I don't really enjoy procedurals, so I didn't expect much from the new BBC series Ripper Street, that's why I wasn't exactly disappointed. The series is surely below the average and it's unlikely to gain many fans, but when there's nothing else on TV, it can pass for a time killer.

[Spoilers!]
The first episode is called "I Need Light", although I'd name it "the dawn of porn", since it's almost fully dedicated to pictures and movies of that sort. The story happens in 1889 in Whitechapel, which seemed to look like a district of Mordor at the time. A bunch of non good-looking middle-aged men investigate a murder of a prostitute, which later turns out to be a violinist, whose fairly successful career in the porn industry has been interrupted by a deadly workplace accident. Her employer obviously tried to hide this, so he cut her body so that she'd look like one of the victims of Jack the Ripper. One third of the episode was dedicated to various people speculating if the Ripper is back, but in the end those who were guilty paid for their crime with their lives.

The characters:

Detective Inspector Edmund Reid (Matthew Macfadyen), one of the leads. He wants to hide the murder from the general public until it's known for a fact if it is committed by Jack the Ripper. But he does warn his wife (?) from going out after nightfall, which must mean she was (or is?) a whore.


Here she is, Emily Reid (Amanda Hale). She was introduced very briefly, so there's not much to say about her at themoment. 


Detective Sergeant Bennet Drake (Jerome Flynn), the only lead character that has no connection with prostitutes (or tarts, as they call them in the series) yet. He's good at beating people up; on the picture below he's working undercover to help arrest the guy who organizes rigged bare fist fights.
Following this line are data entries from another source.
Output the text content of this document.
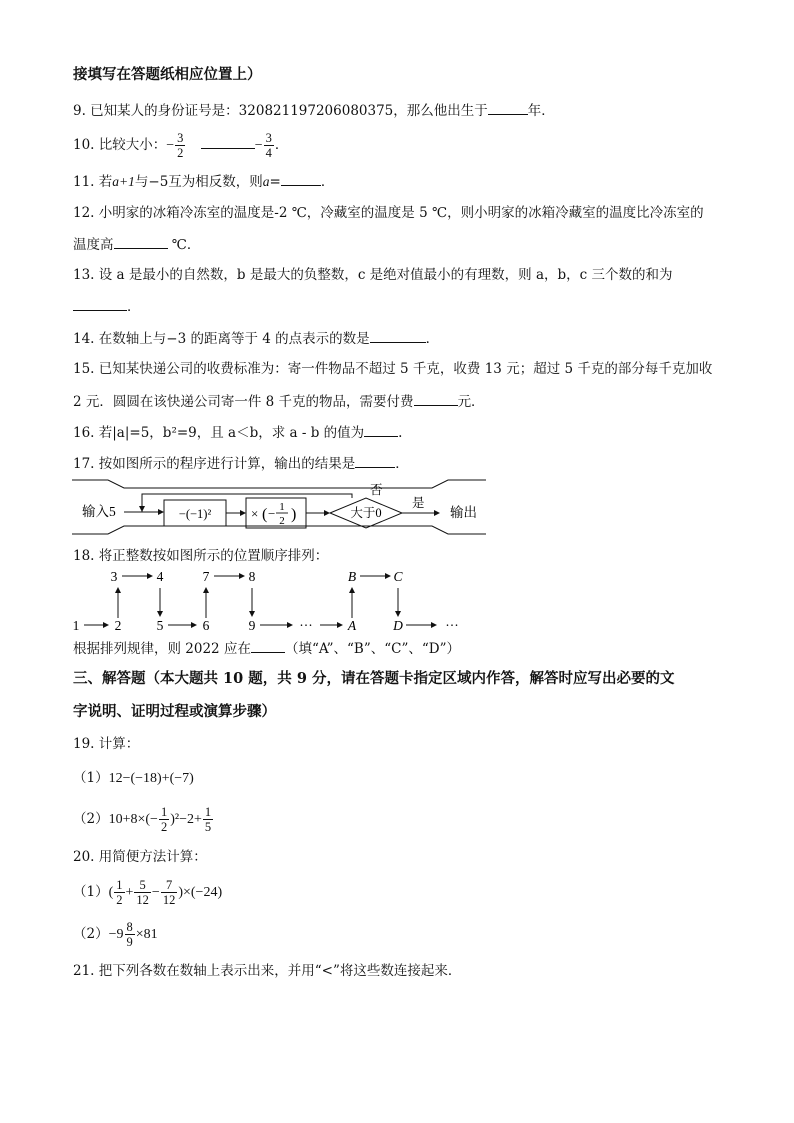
接填写在答题纸相应位置上）
9. 已知某人的身份证号是：320821197206080375，那么他出生于	年．
10. 比较大小：− $\frac{3}{2}$	− $\frac{3}{4}$ ．
11. 若a+1与−5互为相反数，则a=	．
12. 小明家的冰箱冷冻室的温度是-2 ℃，冷藏室的温度是 5 ℃，则小明家的冰箱冷藏室的温度比冷冻室的
温度高	℃．
13. 设 a 是最小的自然数，b 是最大的负整数，c 是绝对值最小的有理数，则 a，b，c 三个数的和为
．
14. 在数轴上与−3 的距离等于 4 的点表示的数是	．
15. 已知某快递公司的收费标准为：寄一件物品不超过 5 千克，收费 13 元；超过 5 千克的部分每千克加收
2 元．圆圆在该快递公司寄一件 8 千克的物品，需要付费	元．
16. 若|a|=5，b²=9，且 a＜b，求 a - b 的值为	.
17. 按如图所示的程序进行计算，输出的结果是	．
输入5	−(−1)²	× ( − 1
2 )	大于0
否
是
输出
18. 将正整数按如图所示的位置顺序排列：
3	4	7	8	B	C
1	2	5	6	9	···	A	D	···
根据排列规律，则 2022 应在	（填“A”、“B”、“C”、“D”）
三、解答题（本大题共 10 题，共 9 分，请在答题卡指定区域内作答，解答时应写出必要的文
字说明、证明过程或演算步骤）
19. 计算：
（1）12−(−18)+(−7)
$(2)10+8\times(- \frac{1}{2} )^2-2+ \frac{1}{5}$
20. 用简便方法计算：
$(1)( \frac{1}{2} + \frac{5}{12} - \frac{7}{12} )\times(-24)$
$(2)-9 \frac{8}{9} \times 81$
21. 把下列各数在数轴上表示出来，并用“<”将这些数连接起来．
Captain Homer Jackson (Adam Rothenberg), a surgeon who seemed to have done something very wrong in America, so he run to England to hide. He's the smartest one.


Long Susan (MyAnna Buring) used to be Jackson's lover and came to London with him, owns a whore house. 


Fred Best (David Dawson) the editor of the newspaper Star, the main antagonist of the series, it seems. He's not very fond of Reid and he just wants to publish sensational stories regardless of how unsettling they could be to the people of Whitechapel.


All in all, Ripper Street is brutal, not pleasant to the eye and there are instances of overacting. Plus the episode felt too long and thus boring, it only got somewhat exciting at the very end. I'm unimpressed.